До революции роскошный дом грека Маразли был украшением односторонней пышной улицы, своеобразной ограды великолепного городского парка на крутом берегу над Иностранной гаванью и ланжеронским пляжем — любимым местом купания одесситов. Вероятно, богатому греку принадлежали и другие здешние дома — недаром городские власти нарекли улицу Маразлиевской…
Следственный отдел ЧК располагался в фасадных помещениях, тюрьма — во дворе. Смутно помню нашу камеру — просторную комнату, вероятно полуподвал (в сухой Одессе каждый дом начинался с полуподвального этажа). В ней было окно, схваченное решеткой, из окна был виден двор — туда въезжали автомобили, там ходили люди (с винтовками и без), стрекотали мотоциклы… Я часами завороженно вглядывался в его неширокий загадочный простор.
В камере нас было четверо: мы с мамой, молоденькая, хорошенькая девушка и высокая, худощавая женщина с тонким лицом. Как звали девушку, точно не помню, кажется, — Соня, а женщина была княгиней Путятиной. Соня называла Путятину почтительно — княгиней, мама обращалась к ней по имени-отчеству (имени и отчества не запомнил).
Старост в камере тогда не назначали — до того идеального тюремного порядка, какой я потом узнал в Бутырке, первозданная ЧК еще не дошла, — но полным хозяином нашего маленького арестантского коллектива была княгиня. И это был настоящий хозяин — воистину глава общества! Умная, сдержанная, решительная Путятина вносила успокоение и веру в души двух женщин, склонных впадать в отчаянье. Я тогда не знал этого слова — «благородство», а если бы и знал, то не отнес бы его к аристократке, ибо каждому малышу в нашем революционном бедняцком дворе было точно ведомо, что все аристократы сплошь обжоры, трусы, пьяницы, наркоманы и лжецы — в общем, настоящие подонки! Но много лет спустя, освоив и ходячий, и полузабытый словарь моей эпохи, я часто думал, что единственное это слово — «благородство» — и только оно, причем не в генетическом, а в моральном аспекте, может определить немолодую, худую княгиню Путятину — такую, какой она была в нашей камере.

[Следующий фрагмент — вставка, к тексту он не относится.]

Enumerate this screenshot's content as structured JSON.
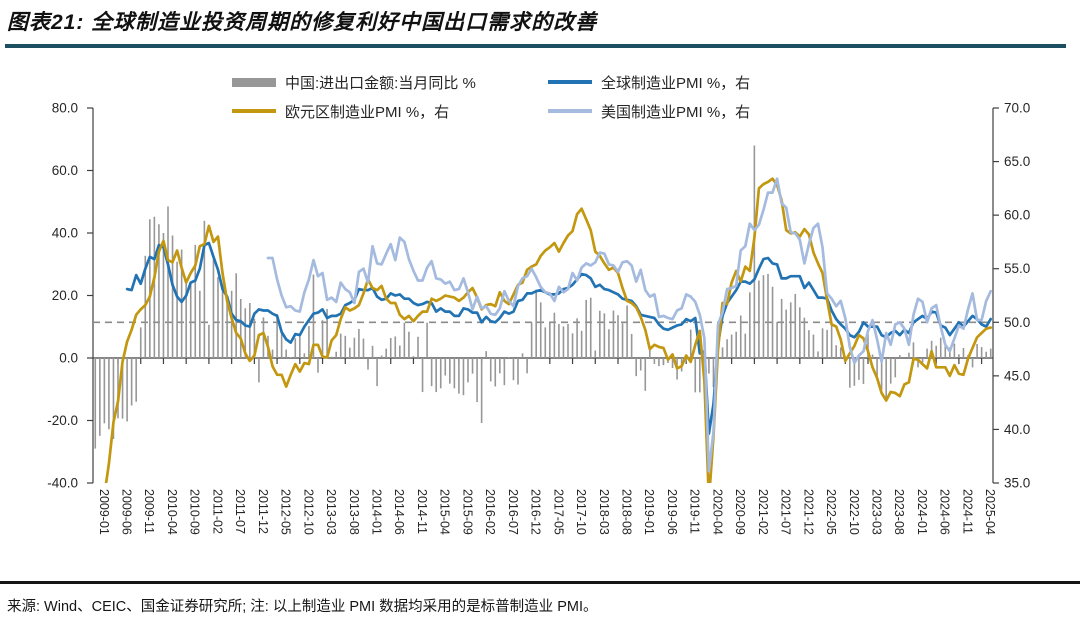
{
  "header": {
    "title": "图表21: 全球制造业投资周期的修复利好中国出口需求的改善"
  },
  "footer": {
    "note": "来源: Wind、CEIC、国金证券研究所; 注: 以上制造业 PMI 数据均采用的是标普制造业 PMI。"
  },
  "colors": {
    "title_rule": "#1d4f63",
    "footer_rule": "#161616",
    "axis": "#3f3f3f",
    "tick_text": "#262626",
    "reference_dash": "#8a8a8a"
  },
  "chart_data": {
    "type": "bar",
    "subtype": "combo-bar-and-lines",
    "title": "",
    "start_month": "2009-01",
    "end_month": "2025-06",
    "months_total": 198,
    "grid": "off",
    "legend_position": "top",
    "left_axis": {
      "min": -40,
      "max": 80,
      "step": 20,
      "tick_labels": [
        "80.0",
        "60.0",
        "40.0",
        "20.0",
        "0.0",
        "-20.0",
        "-40.0"
      ]
    },
    "right_axis": {
      "min": 35,
      "max": 70,
      "step": 5,
      "tick_labels": [
        "70.0",
        "65.0",
        "60.0",
        "55.0",
        "50.0",
        "45.0",
        "40.0",
        "35.0"
      ]
    },
    "reference_line": {
      "right_axis_value": 50,
      "style": "dashed"
    },
    "x_tick_step": 5,
    "x_tick_labels": [
      "2009-01",
      "2009-06",
      "2009-11",
      "2010-04",
      "2010-09",
      "2011-02",
      "2011-07",
      "2011-12",
      "2012-05",
      "2012-10",
      "2013-03",
      "2013-08",
      "2014-01",
      "2014-06",
      "2014-11",
      "2015-04",
      "2015-09",
      "2016-02",
      "2016-07",
      "2016-12",
      "2017-05",
      "2017-10",
      "2018-03",
      "2018-08",
      "2019-01",
      "2019-06",
      "2019-11",
      "2020-04",
      "2020-09",
      "2021-02",
      "2021-07",
      "2021-12",
      "2022-05",
      "2022-10",
      "2023-03",
      "2023-08",
      "2024-01",
      "2024-06",
      "2024-11",
      "2025-04"
    ],
    "series": [
      {
        "id": "china-trade-yoy",
        "name": "中国:进出口金额:当月同比 %",
        "type": "bar",
        "axis": "left",
        "color": "#979797",
        "start_index": 0,
        "start_month": "2009-01",
        "values": [
          -29,
          -24.9,
          -20.9,
          -22.8,
          -25.9,
          -19.3,
          -19.4,
          -20.3,
          -15.2,
          -14,
          9.8,
          32.7,
          44.4,
          45.2,
          42.8,
          40,
          48.5,
          39.2,
          30.8,
          34.7,
          24.7,
          24,
          36.2,
          21.5,
          43.9,
          10.6,
          31.5,
          25.9,
          23.5,
          18.9,
          21.5,
          27.1,
          18.9,
          15.9,
          17.6,
          12.6,
          -7.8,
          13,
          7.1,
          2.7,
          14.1,
          9,
          2.7,
          0.2,
          6.3,
          7.3,
          1.5,
          10.2,
          26.7,
          -4.7,
          12.1,
          15.7,
          0.4,
          2,
          7.8,
          7.1,
          3.3,
          6.5,
          9.3,
          6.2,
          -3.7,
          3.9,
          -9,
          0.8,
          3,
          6.4,
          6.9,
          4,
          11.3,
          8.4,
          0.6,
          6.8,
          -10.9,
          11.3,
          -9,
          -10.9,
          -9.7,
          -5.6,
          -8.2,
          -9.7,
          -11.4,
          -11.9,
          -7.8,
          -5,
          -14.1,
          -20.8,
          2.2,
          -7.5,
          -9.1,
          -4.9,
          -8.7,
          0.1,
          -7.1,
          -8.5,
          1.5,
          -4.9,
          11.3,
          21.9,
          17.8,
          9.8,
          11.5,
          14.5,
          10.9,
          10.1,
          10.9,
          7.9,
          12.7,
          8.7,
          18.6,
          19.3,
          2.4,
          15.1,
          14.3,
          9.2,
          15.2,
          13.7,
          11.1,
          16.8,
          7.7,
          -5.8,
          -4,
          -10.5,
          3.9,
          -1.9,
          -2.6,
          -2.3,
          -1.6,
          -3.2,
          -6.9,
          -4.3,
          -1.1,
          9.1,
          -11,
          -11,
          -0.8,
          -5,
          -9.3,
          1.5,
          3.4,
          6,
          7.5,
          8.4,
          13.6,
          7.8,
          21,
          68,
          24.8,
          26.5,
          26.9,
          22.8,
          11.5,
          18.9,
          15.5,
          17.8,
          20.5,
          16.2,
          12.9,
          8.9,
          7.5,
          2.1,
          9.5,
          9,
          11,
          4.1,
          3.4,
          -0.4,
          -9.5,
          -8.9,
          -7,
          -8.3,
          7.6,
          1.1,
          -6.2,
          -10.1,
          -13.6,
          -8.2,
          -6.2,
          0.9,
          0,
          1.7,
          5,
          -3,
          -1.5,
          3,
          5.5,
          3.9,
          6.5,
          5,
          3.4,
          4.6,
          1.2,
          3.2,
          1,
          -3,
          4.5,
          3.5,
          2,
          3
        ]
      },
      {
        "id": "global-pmi",
        "name": "全球制造业PMI %，右",
        "type": "line",
        "axis": "right",
        "color": "#2273b4",
        "start_index": 7,
        "start_month": "2009-08",
        "values": [
          53.1,
          53,
          54.4,
          53.6,
          55,
          56.1,
          55.9,
          57.2,
          57,
          55.4,
          53.5,
          52.4,
          51.9,
          52.5,
          53.7,
          53.9,
          55,
          57.2,
          57.4,
          56.1,
          54.9,
          53.1,
          52.4,
          50.8,
          50.2,
          50.1,
          49.7,
          49.6,
          50.8,
          51.2,
          51.1,
          51.1,
          50.8,
          50.6,
          49.1,
          48.4,
          48.1,
          48.9,
          48.8,
          49.6,
          50.2,
          50.8,
          50.9,
          51.2,
          50.4,
          50.6,
          50.6,
          50.8,
          51.6,
          51.8,
          52.1,
          53.1,
          53,
          53,
          53.2,
          52.4,
          52.1,
          52.2,
          52.7,
          52.5,
          52.6,
          52.2,
          52.2,
          51.8,
          51.6,
          51.7,
          51.9,
          51.8,
          51,
          51.3,
          51,
          51,
          50.6,
          50.6,
          51.3,
          51.2,
          50.9,
          50.9,
          50,
          50.5,
          50.1,
          50,
          50.4,
          51,
          50.8,
          51,
          52,
          52.1,
          52.7,
          52.7,
          52.9,
          53,
          52.8,
          52.6,
          52.6,
          52.7,
          53.1,
          53.2,
          53.5,
          54,
          54.5,
          54.4,
          54.1,
          53.3,
          53.5,
          53.1,
          53,
          52.8,
          52.6,
          52.2,
          52.1,
          52,
          51.5,
          50.7,
          50.6,
          50.5,
          50.4,
          49.8,
          49.4,
          49.3,
          49.5,
          49.7,
          49.8,
          50.3,
          50.1,
          50.4,
          47.1,
          47.3,
          39.6,
          42.4,
          47.9,
          50.6,
          51.8,
          52.4,
          53,
          53.8,
          53.8,
          53.6,
          54,
          55,
          55.9,
          56,
          55.5,
          55.4,
          54.1,
          54.1,
          54.3,
          54.3,
          54.3,
          53.2,
          53.7,
          53,
          52.3,
          52.3,
          52.2,
          51.1,
          50.3,
          49.8,
          49.4,
          48.8,
          48.6,
          49.1,
          50,
          49.6,
          49.6,
          49.6,
          48.8,
          48.6,
          49,
          49.2,
          48.8,
          49.3,
          49,
          50,
          50.3,
          50.6,
          50.3,
          51,
          50.9,
          49.7,
          49.5,
          48.8,
          49.4,
          50,
          49.6,
          50.1,
          50.6,
          50.3,
          49.8,
          49.6,
          50.3
        ]
      },
      {
        "id": "eurozone-pmi",
        "name": "欧元区制造业PMI %，右",
        "type": "line",
        "axis": "right",
        "color": "#c3970f",
        "start_index": 0,
        "start_month": "2009-01",
        "values": [
          34.4,
          33.5,
          33.9,
          36.8,
          40.7,
          42.6,
          46.3,
          48.2,
          49.3,
          50.7,
          51.2,
          51.6,
          52.4,
          54.2,
          56.6,
          57.6,
          55.8,
          55.6,
          56.7,
          55.1,
          53.7,
          54.6,
          55.3,
          57.1,
          57.3,
          59,
          57.5,
          58,
          54.6,
          52,
          50.4,
          49,
          48.5,
          47.1,
          46.4,
          46.9,
          48.8,
          49,
          47.7,
          45.9,
          45.1,
          45.1,
          44,
          45.1,
          46.1,
          45.4,
          46.2,
          46.1,
          47.9,
          47.9,
          46.8,
          46.7,
          48.3,
          48.8,
          50.3,
          51.4,
          51.1,
          51.3,
          51.6,
          52.7,
          54,
          53.2,
          53,
          53.4,
          52.2,
          51.8,
          51.8,
          50.7,
          50.3,
          50.6,
          50.1,
          50.6,
          51,
          51,
          52.2,
          52,
          52.2,
          52.5,
          52.4,
          52.3,
          52,
          52.3,
          52.8,
          53.2,
          52.3,
          51.2,
          51.6,
          51.7,
          51.5,
          52.8,
          52,
          51.7,
          52.6,
          53.5,
          53.7,
          54.9,
          55.2,
          55.4,
          56.2,
          56.7,
          57,
          57.4,
          56.6,
          57.4,
          58.1,
          58.5,
          60.1,
          60.6,
          59.6,
          58.6,
          56.6,
          56.2,
          55.5,
          54.9,
          55.1,
          54.6,
          53.2,
          52,
          51.8,
          51.4,
          50.5,
          49.3,
          47.5,
          47.9,
          47.7,
          47.6,
          46.5,
          47,
          45.7,
          45.9,
          46.9,
          46.3,
          47.9,
          49.2,
          44.5,
          33.4,
          39.4,
          47.4,
          51.8,
          51.7,
          53.7,
          54.8,
          53.8,
          55.2,
          54.8,
          57.9,
          62.5,
          62.9,
          63.1,
          63.4,
          62.8,
          61.4,
          58.6,
          58.3,
          58.4,
          58,
          58.7,
          58.2,
          56.5,
          55.5,
          54.6,
          52.1,
          49.8,
          49.6,
          48.4,
          46.4,
          47.1,
          47.8,
          48.8,
          48.5,
          47.3,
          45.8,
          44.8,
          43.4,
          42.7,
          43.5,
          43.4,
          43.1,
          44.2,
          44.4,
          46.6,
          46.5,
          46.1,
          45.7,
          47.3,
          45.8,
          45.8,
          45.8,
          45,
          46,
          45.2,
          45.1,
          46.6,
          47.6,
          48.6,
          49,
          49.4,
          49.5
        ]
      },
      {
        "id": "us-pmi",
        "name": "美国制造业PMI %，右",
        "type": "line",
        "axis": "right",
        "color": "#a4bade",
        "start_index": 38,
        "start_month": "2012-03",
        "values": [
          56,
          56,
          54,
          52.5,
          51.4,
          51.5,
          51.1,
          51,
          52.8,
          54,
          55.8,
          54.3,
          54.6,
          52.1,
          52.3,
          51.9,
          53.7,
          53.1,
          52.8,
          51.8,
          54.7,
          55,
          53.7,
          57.1,
          55.5,
          55.4,
          56.4,
          57.3,
          55.8,
          57.9,
          57.5,
          55.9,
          54.8,
          53.9,
          53.9,
          55.1,
          55.7,
          54.1,
          54,
          53.6,
          53.8,
          53,
          53.1,
          54.1,
          52.8,
          51.2,
          52.4,
          51.3,
          51.5,
          50.8,
          50.7,
          51.3,
          52.9,
          52,
          51.5,
          53.4,
          54.1,
          54.3,
          55,
          54.2,
          53.3,
          52.8,
          52.7,
          52,
          53.3,
          52.8,
          53.1,
          54.6,
          53.9,
          55.1,
          55.5,
          55.3,
          55.6,
          56.5,
          56.4,
          55.4,
          55.3,
          54.7,
          55.6,
          55.7,
          55.3,
          53.8,
          54.9,
          53,
          52.4,
          52.6,
          50.5,
          50.6,
          50.4,
          50.3,
          51.1,
          51.3,
          52.6,
          52.4,
          51.9,
          50.7,
          48.5,
          36.1,
          39.8,
          49.8,
          50.9,
          53.1,
          53.2,
          53.4,
          56.7,
          57.1,
          59.2,
          58.6,
          59.1,
          60.5,
          62.1,
          62.1,
          63.4,
          61.1,
          60.7,
          58.4,
          58.3,
          57.7,
          55.5,
          57.3,
          58.8,
          59.2,
          57,
          52.7,
          52.2,
          51.5,
          52,
          50.4,
          47.7,
          46.2,
          46.9,
          47.3,
          49.2,
          50.2,
          48.4,
          46.3,
          49,
          47.9,
          49.8,
          50,
          49.4,
          47.9,
          50.7,
          52.2,
          51.9,
          50,
          51.3,
          51.6,
          49.6,
          47.9,
          47.3,
          48.5,
          49.7,
          49.4,
          51.2,
          52.7,
          50.2,
          50.2,
          52,
          52.9
        ]
      }
    ]
  }
}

По рассказам мамы, мы просидели на Маразлиевской около месяца, но дни были так однообразно схожи, что в памяти сохранились только несколько приметных событий. Главными среди них были допросы Сони и ночной шум во дворе.
Соню допрашивали нечасто, но подолгу. И перед вызовами на допрос она страшно волновалась и умоляла Путятину с мамой посоветовать, как ей себя вести, — видимо, знала нечто такое, чего в то грозное время лучше было не знать…
— Милочка, держитесь, — говорила княгиня. — Вы невиновны, а признаетесь — вас расстреляют. Будьте твердой, Сонечка, будьте твердой!
И маму Путятина убеждала в том же (я, прижавшись к маме, слышал эти слова — и навсегда их запомнил):
— Зинаида Сергеевна, вас выпустят, если не наговорите на себя. Терпеливо ждите, не волнуйтесь, ничего страшного вам не грозит.
Однажды, возвратившись с допроса, Соня возбужденно рассказала, что с ней разговаривал молодой и красивый чекист, что она ему очень понравилась, он сам это сказал. И он пообещал, что ее освободят, если она будет откровенной, — он сделает все, чтобы поскорей выпустить ее на свободу, ибо там, на свободе, он бы хотел продолжить их знакомство в более интимной обстановке. Соня сияла, она вмиг уверовала в свое скорое освобождение и грядущее счастье, потому что — она не хочет этого скрывать! — ей тоже понравился этот милый чекист, такой скромный, такой добрый — она даже не надеялась, что существуют такие замечательные молодые люди, среди знакомых парней нет ни одного похожего… А Путятина ласково и настойчиво твердила свое:
— Сонечка, не обольщайтесь, будьте твердой! Пожалейте себя, вам ведь жить и жить.
Мама, вернувшись с допроса, рыдала, уткнувшись лицом в подушку, я тоже плакал — от страха перед ее слезами и от сочувствия. Княгиня сидела на нарах рядом с нами и утешала ее. Маме предъявили обвинение в бандитизме — вероятно, не в прямом нападении с оружием в руках на мирных горожан, а в том, что называется соучастием и хранением награбленной добычи.